Opinion / Op-Ed Contributors

CPC at 90: Innovation still key to success

By Swaran Singh (China Daily) Updated: 2011-06-16 07:54

Chairman Mao Zedong was to lead a communist revolution in a semi-feudal, agrarian society that had been subject to hundreds of years of intervention by European capitalist powers and Japan. Deng Xiaoping introduced new ideas that led to China's opening up to the outside world and becoming a socialist market economy. Jiang Zemin oversaw the peaceful return of Hong Kong and Macao under a new paradigm of one-country, two systems, and the same model is presented for the unification of Taiwan.

The hallmark of President Hu Jintao's tenure has been China's participation in and leading of various multilateral forums, expanding transparency at home and granting new rights to the Chinese people. Experts describe this as China's move toward greater democracy, and the "Beijing consensus" and "China model" are now being debated across the world.

China's unprecedented economic rise since the 1990s, the disintegration of the former Soviet Union and collapse of the East Bloc were to provide a major push for the CPC leadership to reinvent itself. This resulted in rapid evolution of not only the CPC, but also of Chinese politics, society and even culture. With the epithet of "Chinese characteristics" and "socialist market economy", the CPC has since introduced several new formulations such as "peaceful development", "spiritual civilization" and "harmonious world".

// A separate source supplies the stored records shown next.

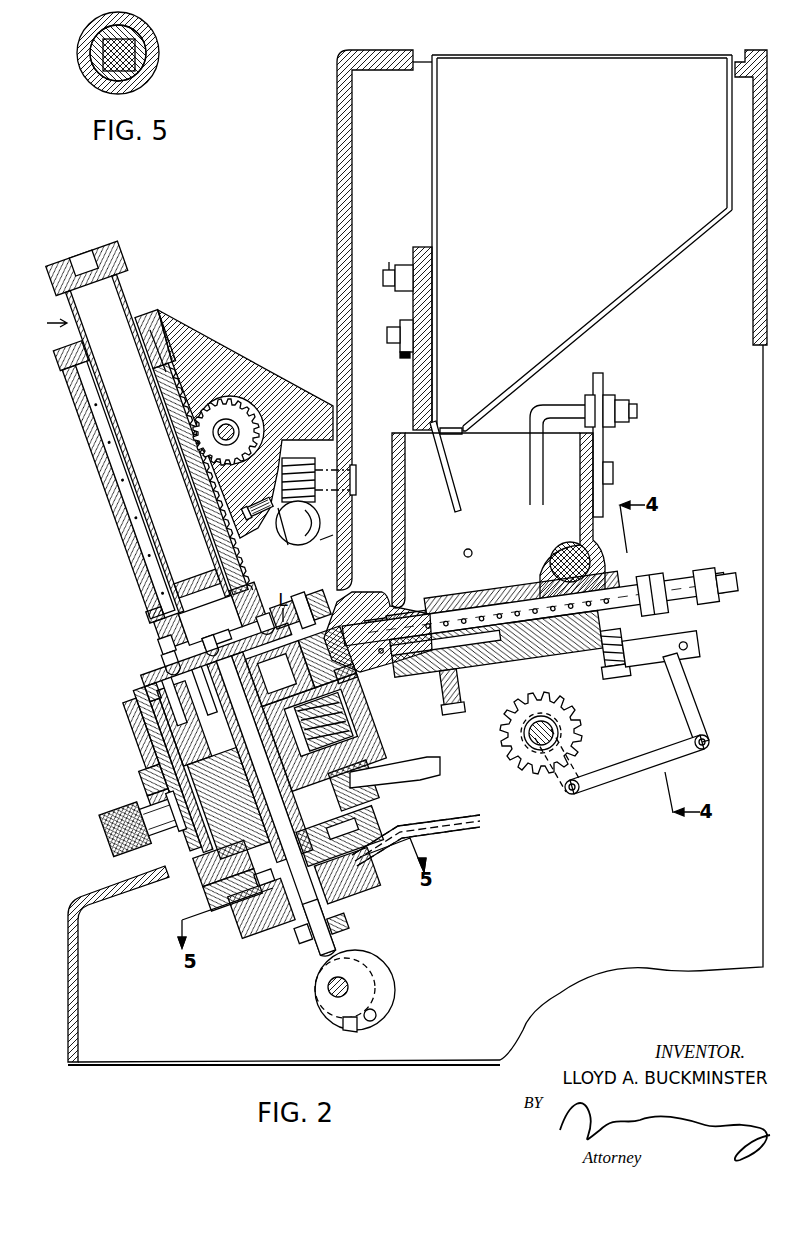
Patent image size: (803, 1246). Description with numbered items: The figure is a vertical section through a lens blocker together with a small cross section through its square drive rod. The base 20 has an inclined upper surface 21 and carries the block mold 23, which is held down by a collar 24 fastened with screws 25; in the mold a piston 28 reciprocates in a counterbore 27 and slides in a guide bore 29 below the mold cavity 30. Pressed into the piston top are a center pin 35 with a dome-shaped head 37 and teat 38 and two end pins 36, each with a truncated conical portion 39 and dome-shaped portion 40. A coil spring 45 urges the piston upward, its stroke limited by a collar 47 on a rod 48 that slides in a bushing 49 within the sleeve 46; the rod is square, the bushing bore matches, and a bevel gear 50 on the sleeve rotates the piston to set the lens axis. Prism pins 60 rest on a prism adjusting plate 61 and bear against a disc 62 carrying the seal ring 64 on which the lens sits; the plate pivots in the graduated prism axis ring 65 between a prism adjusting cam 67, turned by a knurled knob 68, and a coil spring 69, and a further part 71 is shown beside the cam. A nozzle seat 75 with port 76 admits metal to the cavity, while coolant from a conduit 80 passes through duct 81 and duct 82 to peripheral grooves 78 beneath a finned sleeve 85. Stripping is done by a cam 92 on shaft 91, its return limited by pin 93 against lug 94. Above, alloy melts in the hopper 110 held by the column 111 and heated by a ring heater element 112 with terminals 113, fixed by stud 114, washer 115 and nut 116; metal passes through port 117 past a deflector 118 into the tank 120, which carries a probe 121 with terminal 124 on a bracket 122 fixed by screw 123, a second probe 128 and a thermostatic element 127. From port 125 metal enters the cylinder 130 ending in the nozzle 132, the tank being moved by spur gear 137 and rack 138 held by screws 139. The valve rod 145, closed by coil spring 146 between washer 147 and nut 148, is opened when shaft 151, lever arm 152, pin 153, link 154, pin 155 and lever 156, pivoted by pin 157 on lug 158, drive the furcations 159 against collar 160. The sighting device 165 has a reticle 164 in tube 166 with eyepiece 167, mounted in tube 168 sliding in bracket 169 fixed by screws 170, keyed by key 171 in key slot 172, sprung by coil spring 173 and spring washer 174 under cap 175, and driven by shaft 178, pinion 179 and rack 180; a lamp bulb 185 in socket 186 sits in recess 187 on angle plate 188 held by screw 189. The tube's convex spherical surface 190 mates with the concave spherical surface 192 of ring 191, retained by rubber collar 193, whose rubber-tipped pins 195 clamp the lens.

In FIG. 2, the base 20 is at (443, 1062).
In FIG. 2, the upper surface of the base 21 is at (366, 750).
In FIG. 2, the block mold 23 is at (214, 855).
In FIG. 2, the collar 24 is at (228, 875).
In FIG. 2, the screws 25 is at (258, 890).
In FIG. 2, the counterbore 27 is at (172, 748).
In FIG. 2, the piston 28 is at (166, 732).
In FIG. 2, the guide bore 29 is at (248, 780).
In FIG. 2, the mold cavity 30 is at (320, 640).
In FIG. 2, the center pin 35 is at (258, 704).
In FIG. 2, the end pins 36 is at (332, 682).
In FIG. 2, the dome-shaped head 37 is at (238, 672).
In FIG. 2, the teat 38 is at (206, 690).
In FIG. 2, the truncated conical portion 39 is at (262, 632).
In FIG. 2, the dome-shaped portion 40 is at (208, 648).
In FIG. 2, the coil spring 45 is at (350, 800).
In FIG. 5, the sleeve 46 is at (153, 68).
In FIG. 2, the sleeve 46 is at (332, 905).
In FIG. 2, the collar 47 is at (312, 944).
In FIG. 5, the rod 48 is at (130, 53).
In FIG. 2, the rod 48 is at (335, 926).
In FIG. 5, the bushing 49 is at (93, 66).
In FIG. 2, the bushing 49 is at (303, 932).
In FIG. 2, the bevel gear 50 is at (250, 921).
In FIG. 2, the prism pins 60 is at (170, 772).
In FIG. 2, the prism adjusting plate 61 is at (172, 788).
In FIG. 2, the disc 62 is at (152, 690).
In FIG. 2, the seal ring 64 is at (152, 676).
In FIG. 2, the graduated prism axis ring 65 is at (355, 722).
In FIG. 2, the prism adjusting cam 67 is at (160, 842).
In FIG. 2, the knurled knob 68 is at (115, 838).
In FIG. 2, the coil spring 69 is at (362, 737).
In FIG. 2, the bracket 71 is at (185, 840).
In FIG. 2, the nozzle seat 75 is at (346, 652).
In FIG. 2, the port 76 is at (326, 652).
In FIG. 2, the peripheral grooves 78 is at (332, 696).
In FIG. 2, the conduit 80 is at (462, 815).
In FIG. 2, the duct 81 is at (346, 853).
In FIG. 2, the duct 82 is at (358, 784).
In FIG. 2, the finned sleeve 85 is at (150, 714).
In FIG. 2, the shaft 91 is at (326, 990).
In FIG. 2, the cam 92 is at (380, 980).
In FIG. 2, the pin 93 is at (375, 1020).
In FIG. 2, the lug 94 is at (345, 1030).
In FIG. 2, the hopper 110 is at (432, 165).
In FIG. 2, the column 111 is at (345, 160).
In FIG. 2, the ring heater element 112 is at (413, 400).
In FIG. 2, the terminals 113 is at (383, 274).
In FIG. 2, the stud 114 is at (390, 340).
In FIG. 2, the washer 115 is at (403, 358).
In FIG. 2, the nut 116 is at (400, 326).
In FIG. 2, the port 117 is at (455, 434).
In FIG. 2, the deflector 118 is at (446, 480).
In FIG. 2, the tank 120 is at (392, 560).
In FIG. 2, the probe 121 is at (562, 405).
In FIG. 2, the bracket 122 is at (603, 455).
In FIG. 2, the screw 123 is at (613, 474).
In FIG. 2, the terminal 124 is at (636, 404).
In FIG. 2, the port 125 is at (377, 629).
In FIG. 2, the thermostatic element 127 is at (552, 555).
In FIG. 2, the second probe 128 is at (469, 549).
In FIG. 2, the cylinder 130 is at (407, 619).
In FIG. 2, the nozzle 132 is at (366, 630).
In FIG. 2, the spur gear 137 is at (580, 721).
In FIG. 2, the rack 138 is at (450, 691).
In FIG. 2, the screws 139 is at (613, 653).
In FIG. 2, the valve rod 145 is at (493, 626).
In FIG. 2, the coil spring 146 is at (521, 592).
In FIG. 2, the washer 147 is at (496, 643).
In FIG. 2, the nut 148 is at (534, 609).
In FIG. 2, the shaft 151 is at (524, 740).
In FIG. 2, the lever arm 152 is at (553, 775).
In FIG. 2, the pin 153 is at (572, 792).
In FIG. 2, the link 154 is at (637, 764).
In FIG. 2, the pin 155 is at (706, 746).
In FIG. 2, the lever 156 is at (686, 698).
In FIG. 2, the pin 157 is at (683, 645).
In FIG. 2, the lug 158 is at (661, 649).
In FIG. 2, the furcations 159 is at (652, 594).
In FIG. 2, the collar 160 is at (716, 585).
In FIG. 2, the reticle 164 is at (190, 575).
In FIG. 2, the sighting device 165 is at (36, 322).
In FIG. 2, the tube 166 is at (118, 292).
In FIG. 2, the eyepiece 167 is at (100, 244).
In FIG. 2, the tube 168 is at (145, 585).
In FIG. 2, the bracket 169 is at (214, 356).
In FIG. 2, the screws 170 is at (356, 480).
In FIG. 2, the key 171 is at (200, 348).
In FIG. 2, the key slot 172 is at (170, 355).
In FIG. 2, the coil spring 173 is at (128, 497).
In FIG. 2, the spring washer 174 is at (88, 425).
In FIG. 2, the cap 175 is at (156, 315).
In FIG. 2, the shaft 178 is at (232, 428).
In FIG. 2, the pinion 179 is at (238, 396).
In FIG. 2, the rack 180 is at (200, 478).
In FIG. 2, the lamp bulb 185 is at (300, 545).
In FIG. 2, the socket 186 is at (300, 460).
In FIG. 2, the recess 187 is at (322, 546).
In FIG. 2, the angle plate 188 is at (282, 535).
In FIG. 2, the screw 189 is at (258, 514).
In FIG. 2, the convex spherical surface 190 is at (158, 634).
In FIG. 2, the ring 191 is at (245, 600).
In FIG. 2, the concave spherical surface 192 is at (180, 633).
In FIG. 2, the rubber collar 193 is at (150, 612).
In FIG. 2, the rubber-tipped pins 195 is at (160, 655).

Recent years have seen an increase in CPC membership. The continued high economic growth and nationalism are normally described as the twin pillars of the CPC's continued legitimacy, a legitimacy that has put to rest the "China bubble-bust" theory of the early 1990s.

The CPC has expanded its relations with more than 600 political parties across the world, and become far more cosmopolitan and transparent about sharing information on the challenges it faces such as skewed regional development, pervasive unemployment, rising rural unrest and crime, and widening income divide.

The past decades have also seen the CPC seriously engaging other political forces at home in its plans, helping develop non-governmental organizations and civil society, and paying greater attention to the demands of the growing middle class. The ever-expanding shades of opinions, stronger scrutiny of CPC policies, hundreds of new print and online media and even greater offer of choices in everyday life present a new trend in Chinese politics with the CPC at its helm.

From its days of class struggle and continuous revolution, the CPC has moved to ensuring peaceful development and building a harmonious society. Change, they say, is the only permanent reality. And the fact that the CPC has continued to innovate and re-invent itself is what makes the rise of China one of the top events of this century.

The author is a professor of international studies at Jawaharlal Nehru University, New Delhi.